Training your teams on AI: the first 30 days
Generic AI training courses produce certificates, not adoption. A 30-day plan where teams learn by working with real agents on real tasks.
The standard corporate answer to AI is a training day: slides, a demo of a chatbot, a quiz. Three months later, nothing has changed in how anyone works. The problem is not the trainers — it is the theory-first format. People adopt tools they use on their own work, not tools they saw on a screen. Here is the 30-day sequence we see actually stick.
Days 1–10: acculturation, by profile
Not everyone needs the same knowledge. Executives need to understand what agents change in the cost structure and where the risks sit. Managers need to learn how to specify a task precisely enough for an agent to take it. Operational teams need hands-on practice with the tools that touch their daily work. One generic session for everyone serves no one — run three short, targeted ones instead.
Days 11–30: learn by working with a real agent
The turning point is the day a team works alongside an agent on its own tasks — validating its email drafts, correcting its classifications, adjusting its rules. Within two weeks, the questions change from « will it replace us? » to « can it also handle this? ». That shift is adoption, and no slide deck produces it. Pick one process, put one supervised agent on it, and make the team its trainer.

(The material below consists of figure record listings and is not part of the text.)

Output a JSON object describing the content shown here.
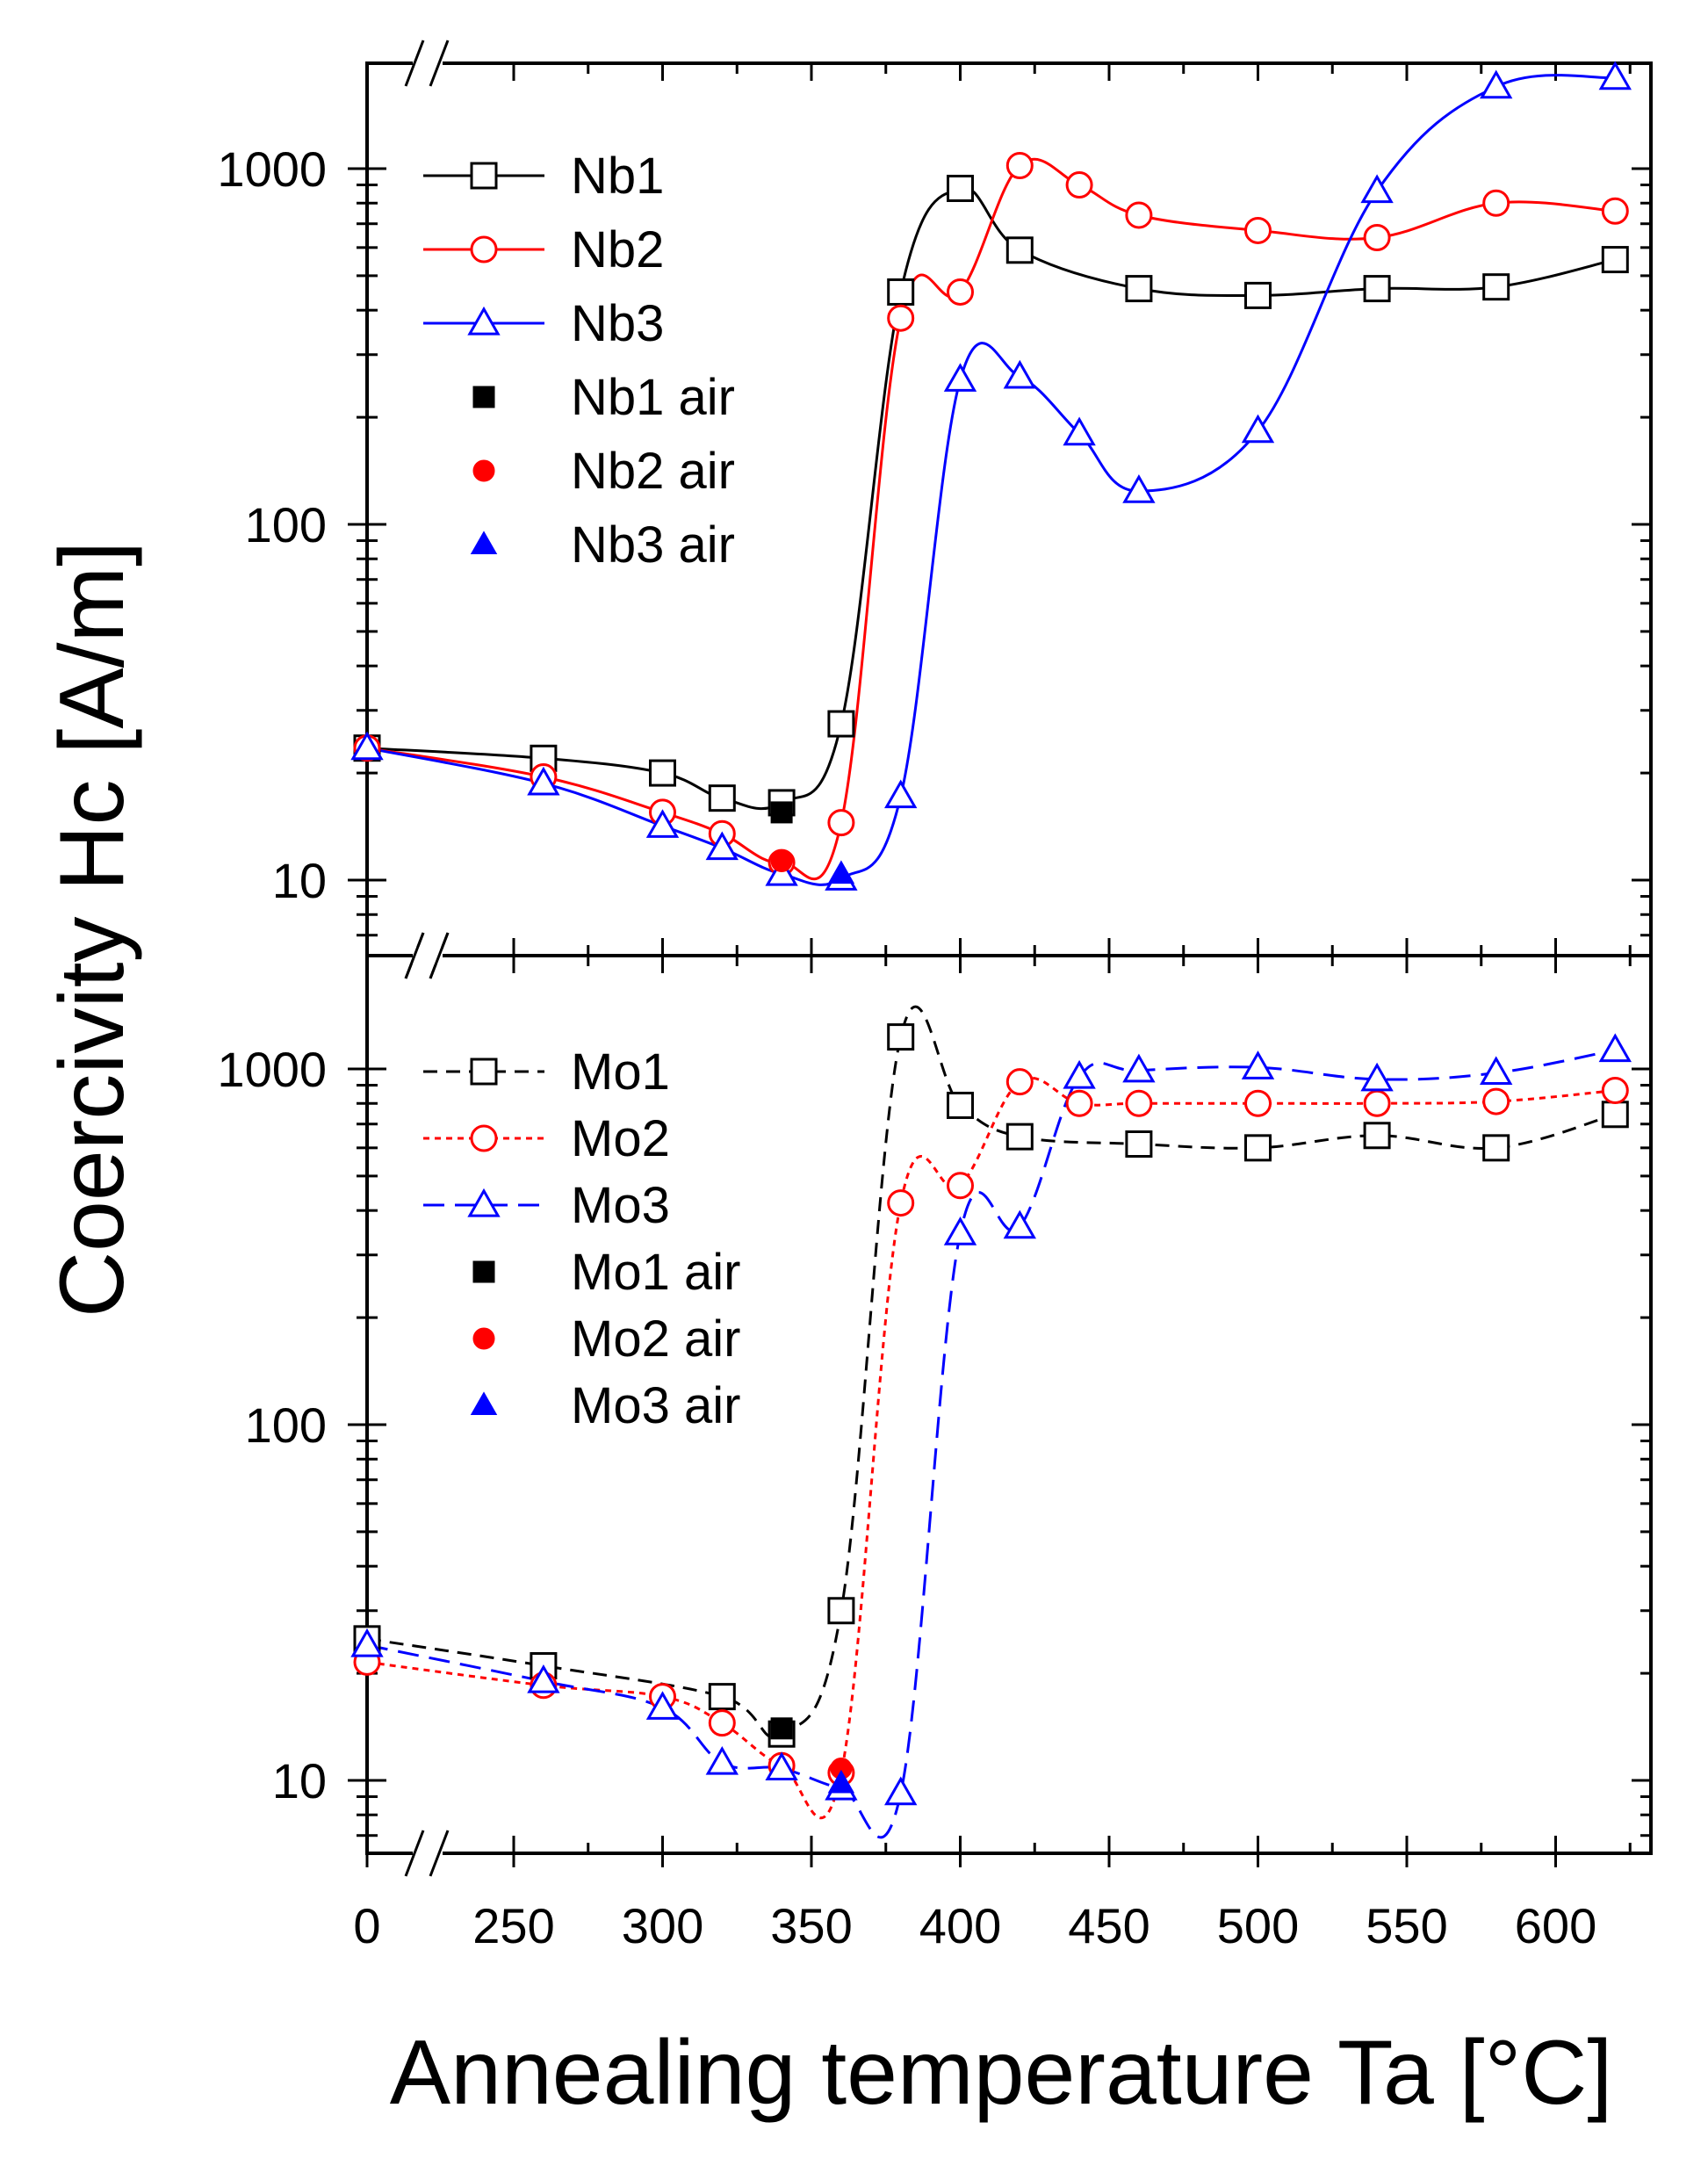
{
  "chart_data": [
    {
      "type": "line",
      "panel": "top",
      "yscale": "log",
      "ylim": [
        6.3,
        1900
      ],
      "xlim": [
        0,
        630
      ],
      "x_break_after": 0,
      "yticks": [
        "10",
        "100",
        "1000"
      ],
      "series": [
        {
          "name": "Nb1",
          "color": "#000000",
          "marker": "open-square",
          "line": "solid",
          "x": [
            0,
            260,
            300,
            320,
            340,
            360,
            380,
            400,
            420,
            460,
            500,
            540,
            580,
            620
          ],
          "values": [
            23.5,
            22,
            20,
            17,
            16.5,
            27.5,
            450,
            880,
            590,
            460,
            440,
            460,
            465,
            555
          ]
        },
        {
          "name": "Nb2",
          "color": "#ff0000",
          "marker": "open-circle",
          "line": "solid",
          "x": [
            0,
            260,
            300,
            320,
            340,
            360,
            380,
            400,
            420,
            440,
            460,
            500,
            540,
            580,
            620
          ],
          "values": [
            23.5,
            19.5,
            15.5,
            13.5,
            11.2,
            14.5,
            380,
            450,
            1020,
            900,
            740,
            670,
            640,
            800,
            760
          ]
        },
        {
          "name": "Nb3",
          "color": "#0000ff",
          "marker": "open-triangle",
          "line": "solid",
          "x": [
            0,
            260,
            300,
            320,
            340,
            360,
            380,
            400,
            420,
            440,
            460,
            500,
            540,
            580,
            620
          ],
          "values": [
            23.5,
            18.7,
            14.2,
            12.3,
            10.4,
            10.1,
            17.2,
            255,
            260,
            180,
            124,
            183,
            865,
            1700,
            1800
          ]
        },
        {
          "name": "Nb1 air",
          "color": "#000000",
          "marker": "filled-square",
          "line": "none",
          "x": [
            340
          ],
          "values": [
            15.5
          ]
        },
        {
          "name": "Nb2 air",
          "color": "#ff0000",
          "marker": "filled-circle",
          "line": "none",
          "x": [
            340
          ],
          "values": [
            11.3
          ]
        },
        {
          "name": "Nb3 air",
          "color": "#0000ff",
          "marker": "filled-triangle",
          "line": "none",
          "x": [
            360
          ],
          "values": [
            10.4
          ]
        }
      ]
    },
    {
      "type": "line",
      "panel": "bottom",
      "yscale": "log",
      "ylim": [
        5.6,
        1900
      ],
      "xlim": [
        0,
        630
      ],
      "x_break_after": 0,
      "yticks": [
        "10",
        "100",
        "1000"
      ],
      "xticks": [
        "0",
        "250",
        "300",
        "350",
        "400",
        "450",
        "500",
        "550",
        "600"
      ],
      "xlabel": "Annealing temperature Ta [°C]",
      "ylabel": "Coercivity Hc [A/m]",
      "series": [
        {
          "name": "Mo1",
          "color": "#000000",
          "marker": "open-square",
          "line": "dashed",
          "x": [
            0,
            260,
            320,
            340,
            360,
            380,
            400,
            420,
            460,
            500,
            540,
            580,
            620
          ],
          "values": [
            25,
            21,
            17.2,
            13.5,
            30,
            1230,
            790,
            645,
            615,
            600,
            650,
            600,
            745
          ]
        },
        {
          "name": "Mo2",
          "color": "#ff0000",
          "marker": "open-circle",
          "line": "dotted",
          "x": [
            0,
            260,
            300,
            320,
            340,
            360,
            380,
            400,
            420,
            440,
            460,
            500,
            540,
            580,
            620
          ],
          "values": [
            21.5,
            18.5,
            17.2,
            14.5,
            11,
            10.5,
            420,
            470,
            920,
            800,
            800,
            800,
            800,
            810,
            870
          ]
        },
        {
          "name": "Mo3",
          "color": "#0000ff",
          "marker": "open-triangle",
          "line": "long-dashed",
          "x": [
            0,
            260,
            300,
            320,
            340,
            360,
            380,
            400,
            420,
            440,
            460,
            500,
            540,
            580,
            620
          ],
          "values": [
            24,
            19,
            16,
            11.2,
            10.8,
            9.5,
            9.2,
            345,
            360,
            950,
            990,
            1010,
            935,
            975,
            1130
          ]
        },
        {
          "name": "Mo1 air",
          "color": "#000000",
          "marker": "filled-square",
          "line": "none",
          "x": [
            340
          ],
          "values": [
            14
          ]
        },
        {
          "name": "Mo2 air",
          "color": "#ff0000",
          "marker": "filled-circle",
          "line": "none",
          "x": [
            360
          ],
          "values": [
            10.8
          ]
        },
        {
          "name": "Mo3 air",
          "color": "#0000ff",
          "marker": "filled-triangle",
          "line": "none",
          "x": [
            360
          ],
          "values": [
            9.8
          ]
        }
      ]
    }
  ]
}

- →Week 3: the team reviews everything the agent produces, and logs each correction — corrections are the curriculum.
- →Week 4: validation narrows to exceptions only, and the team writes the rules for the next process to automate.
- →Structured courses and workshops still have a role — we run them ourselves — but as accelerators alongside real work, never as a substitute for it.
If you plan a training budget this year, invert the usual ratio: spend one part on formal sessions and three parts on supervised practice with a real agent on a real process. The certificate is optional; the changed daily habit is the deliverable.